Of all the professions in Hollywood that these field guides have reviewed, “publicist” may be the one whose work is least understood and least appreciated, even as it has an enormous impact on the community.
It is also a job whose nature has been turned upside down by digital disruption in ways that Hollywood still hasn’t accepted.
From the young person manning the clipboard outside a premiere party to the all-powerful image Svengali to former White House press secretaries, the label covers such a vast swath of professionals. But who are these people who work in such shadowy realms?

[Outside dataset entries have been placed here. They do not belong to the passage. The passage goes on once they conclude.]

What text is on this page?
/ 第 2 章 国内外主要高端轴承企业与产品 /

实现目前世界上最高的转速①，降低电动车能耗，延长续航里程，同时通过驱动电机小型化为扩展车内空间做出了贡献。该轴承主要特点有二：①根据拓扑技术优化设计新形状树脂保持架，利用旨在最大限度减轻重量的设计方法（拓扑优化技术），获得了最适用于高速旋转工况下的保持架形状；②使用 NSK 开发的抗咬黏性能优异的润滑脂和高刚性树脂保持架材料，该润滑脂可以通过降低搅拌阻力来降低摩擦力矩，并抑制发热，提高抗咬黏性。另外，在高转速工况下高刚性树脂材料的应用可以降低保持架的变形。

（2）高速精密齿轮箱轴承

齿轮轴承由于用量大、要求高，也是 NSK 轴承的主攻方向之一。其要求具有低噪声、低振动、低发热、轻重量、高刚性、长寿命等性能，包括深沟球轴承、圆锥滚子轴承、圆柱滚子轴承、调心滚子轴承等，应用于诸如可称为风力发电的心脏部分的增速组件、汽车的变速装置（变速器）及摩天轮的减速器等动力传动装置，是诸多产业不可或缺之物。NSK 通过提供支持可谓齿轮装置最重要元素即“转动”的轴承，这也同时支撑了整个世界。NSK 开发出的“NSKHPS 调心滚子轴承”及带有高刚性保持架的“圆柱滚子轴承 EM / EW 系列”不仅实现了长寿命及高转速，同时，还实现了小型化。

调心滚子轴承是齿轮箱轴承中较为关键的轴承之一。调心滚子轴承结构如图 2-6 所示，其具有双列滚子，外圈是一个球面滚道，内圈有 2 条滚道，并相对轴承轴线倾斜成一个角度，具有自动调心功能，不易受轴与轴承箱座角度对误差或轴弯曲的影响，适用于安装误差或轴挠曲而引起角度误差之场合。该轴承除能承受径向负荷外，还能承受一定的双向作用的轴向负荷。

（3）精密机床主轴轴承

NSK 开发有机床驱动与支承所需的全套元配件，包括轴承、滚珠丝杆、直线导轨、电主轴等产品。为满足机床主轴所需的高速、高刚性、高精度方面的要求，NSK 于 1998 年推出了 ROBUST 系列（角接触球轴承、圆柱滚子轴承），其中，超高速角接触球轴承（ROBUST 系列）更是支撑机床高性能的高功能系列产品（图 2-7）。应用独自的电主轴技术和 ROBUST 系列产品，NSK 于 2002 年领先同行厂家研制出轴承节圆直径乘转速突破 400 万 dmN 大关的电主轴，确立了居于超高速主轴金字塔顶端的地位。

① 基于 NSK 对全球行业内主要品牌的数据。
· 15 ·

Let’s take a look into the world of publicists, the secret hand of Hollywood:
I. The Three Flacks You Meet in Hollywood
The blanket term publicists covers people working in disparate fields, with wildly different priorities. Although these are many and varied, the vast majority of publicists live under one of these three umbrellas:
Personal: The publicists who work directly for talent and filmmakers
Tune In: The publicists who work for studios directly to promote the products, shows and films
Corporate: The ones who work largely for companies to promote and defend the corporate name itself, as well as its officers
Ostensibly, they all deal with shaping public discourse and perceptions, but the three paths are in fact so different in what they do that they are distinct professions. Proof of that is in how little crossover there is between the various roles.
“There are not many people who can do more than one of those things well,” says one publicist.